Alaeddine Hamdi n’est pas prêt d’oublier cette journée du 18 mars 2015, restée gravée dans sa chair.
Surveillant au musée du Bardo, il porte en lui la douleur du drame. Et l’espoir de ne jamais devoir quitter ce lieu, désormais encore plus chargé d’histoire et de mémoire.
Ce mercredi-là pourtant, il devait se reposer. Mais le hasard en a voulu autrement: il était bien là pour assister à une formation en secourisme.
A la fin de la séance, il sort prendre l’air et observer l’arrivée des premiers visiteurs.
Des croisiéristes tout juste arrivés du port de la Goulette sont là. Il jette un coup d’oeil à la Grande salle, comme par habitude. Presque une journée ordinaire.

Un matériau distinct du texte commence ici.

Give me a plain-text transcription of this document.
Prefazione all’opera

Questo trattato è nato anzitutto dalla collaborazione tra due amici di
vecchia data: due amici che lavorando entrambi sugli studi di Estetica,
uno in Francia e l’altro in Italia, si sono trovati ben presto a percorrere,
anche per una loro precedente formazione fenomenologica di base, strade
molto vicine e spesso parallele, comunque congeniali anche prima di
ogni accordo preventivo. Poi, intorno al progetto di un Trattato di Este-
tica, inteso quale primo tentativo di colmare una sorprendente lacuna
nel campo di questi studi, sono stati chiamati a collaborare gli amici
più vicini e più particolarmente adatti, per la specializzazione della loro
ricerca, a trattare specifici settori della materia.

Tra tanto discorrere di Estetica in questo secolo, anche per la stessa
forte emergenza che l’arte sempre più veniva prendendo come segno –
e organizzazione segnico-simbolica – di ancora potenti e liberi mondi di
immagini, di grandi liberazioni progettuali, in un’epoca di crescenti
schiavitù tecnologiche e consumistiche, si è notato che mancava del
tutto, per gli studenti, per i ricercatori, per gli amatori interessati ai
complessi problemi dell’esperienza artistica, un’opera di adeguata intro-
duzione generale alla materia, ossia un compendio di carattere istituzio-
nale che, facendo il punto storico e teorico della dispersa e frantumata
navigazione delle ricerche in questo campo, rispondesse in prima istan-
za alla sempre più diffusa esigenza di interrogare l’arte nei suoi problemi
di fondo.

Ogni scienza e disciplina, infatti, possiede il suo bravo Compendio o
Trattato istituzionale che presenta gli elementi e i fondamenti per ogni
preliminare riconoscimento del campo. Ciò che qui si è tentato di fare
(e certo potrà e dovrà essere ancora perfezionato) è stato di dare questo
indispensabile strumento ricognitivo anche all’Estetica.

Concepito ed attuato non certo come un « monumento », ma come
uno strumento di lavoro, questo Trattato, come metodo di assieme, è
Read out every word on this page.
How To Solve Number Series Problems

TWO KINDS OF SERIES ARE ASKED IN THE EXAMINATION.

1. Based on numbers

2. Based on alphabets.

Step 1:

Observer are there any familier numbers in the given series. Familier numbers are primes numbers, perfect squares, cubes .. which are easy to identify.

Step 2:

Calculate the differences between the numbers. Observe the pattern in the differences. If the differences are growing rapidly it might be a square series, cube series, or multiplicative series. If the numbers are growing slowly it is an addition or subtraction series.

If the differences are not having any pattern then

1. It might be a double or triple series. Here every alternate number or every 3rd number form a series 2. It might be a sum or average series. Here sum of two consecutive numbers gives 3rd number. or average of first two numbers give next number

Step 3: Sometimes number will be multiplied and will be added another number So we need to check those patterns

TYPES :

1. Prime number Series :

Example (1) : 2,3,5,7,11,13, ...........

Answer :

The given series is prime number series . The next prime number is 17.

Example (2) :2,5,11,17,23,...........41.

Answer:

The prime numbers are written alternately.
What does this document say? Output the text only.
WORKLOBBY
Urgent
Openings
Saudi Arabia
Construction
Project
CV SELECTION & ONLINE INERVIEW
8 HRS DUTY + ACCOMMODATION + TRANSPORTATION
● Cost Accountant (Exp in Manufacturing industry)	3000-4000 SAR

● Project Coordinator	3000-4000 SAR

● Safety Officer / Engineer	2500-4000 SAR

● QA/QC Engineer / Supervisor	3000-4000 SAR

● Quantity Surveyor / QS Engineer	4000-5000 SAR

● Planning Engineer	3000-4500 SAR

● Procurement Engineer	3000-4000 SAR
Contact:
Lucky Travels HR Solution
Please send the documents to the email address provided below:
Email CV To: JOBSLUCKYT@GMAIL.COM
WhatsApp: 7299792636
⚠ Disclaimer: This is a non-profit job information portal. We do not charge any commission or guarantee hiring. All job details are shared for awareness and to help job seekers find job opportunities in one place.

Et puis, les premiers tirs de feu retentissent. Stupéfaction. Nouvelle salve. Stupeur.
“Après la surprise, pris de panique, j’ai cru que le plafond allait s’effondrer sous le coup des rafales”.
La suite est une histoire de bravoure invraisemblable pour ce jeune homme de 23 ans.
Récit d’une journée
“Je suis monté directement au premier étage en empruntant un passage que seuls les habitués connaissent.j’ai croisé un groupe d’enfants. Un visiteur tunisien, en panique, était à la recherche de son fils” se rappelle-t-il.
“Nous nous sommes dirigés vers la salle Dougga où un groupe de touristes italiens était à l’écoute d’un guide plongé dans son travail face à une mosaïque”.
“Il y’a des coups de feu dehors, une opération terroriste” glisse-t-il au guide, après avoir fermé la porte.”Non, ce sont des tirs d’entraînement” lui répond le guide, incrédule, avant de réaliser le danger, en regardant par la fenêtre.
Les tirs se rapprochaient, mais ils n’arrivaient pas à réaliser que le musée et des civils innocents étaient la cible.
“Je les ai convaincus de rester dans la salle Dougga et je suis sorti voir ce qui se passe dehors” se rappelle-t-il.
Là, ce qu’il a vu est indicible: des corps par terre, du sang sur les murs…
Connaissant parfaitement le musée, Alaa réussira à sauver la vie de ces visiteurs, une cinquantaine environ.
Fils d’un ouvrier à la retraite, il rejoint le musée, en octobre 2012, alors qu’il est encore lycéen.
N’ayant pas obtenu son bac, Alaa ne se laisse pas décourager. Il opte pour les langues.
Après l’anglais, le français, l’espagnol, l’italien, il se met au russe, espérant “pourquoi pas” devenir guide touristique.
En attendant, il apprend sur le tas en accompagnant des groupes de touristes dans les musées et les souks de la médina de Tunis.
Agent temporaire, Alaeddine espère, tout simplement, intégrer le staff du musée pour subvenir aux besoins de son père, amputé d’une jambe.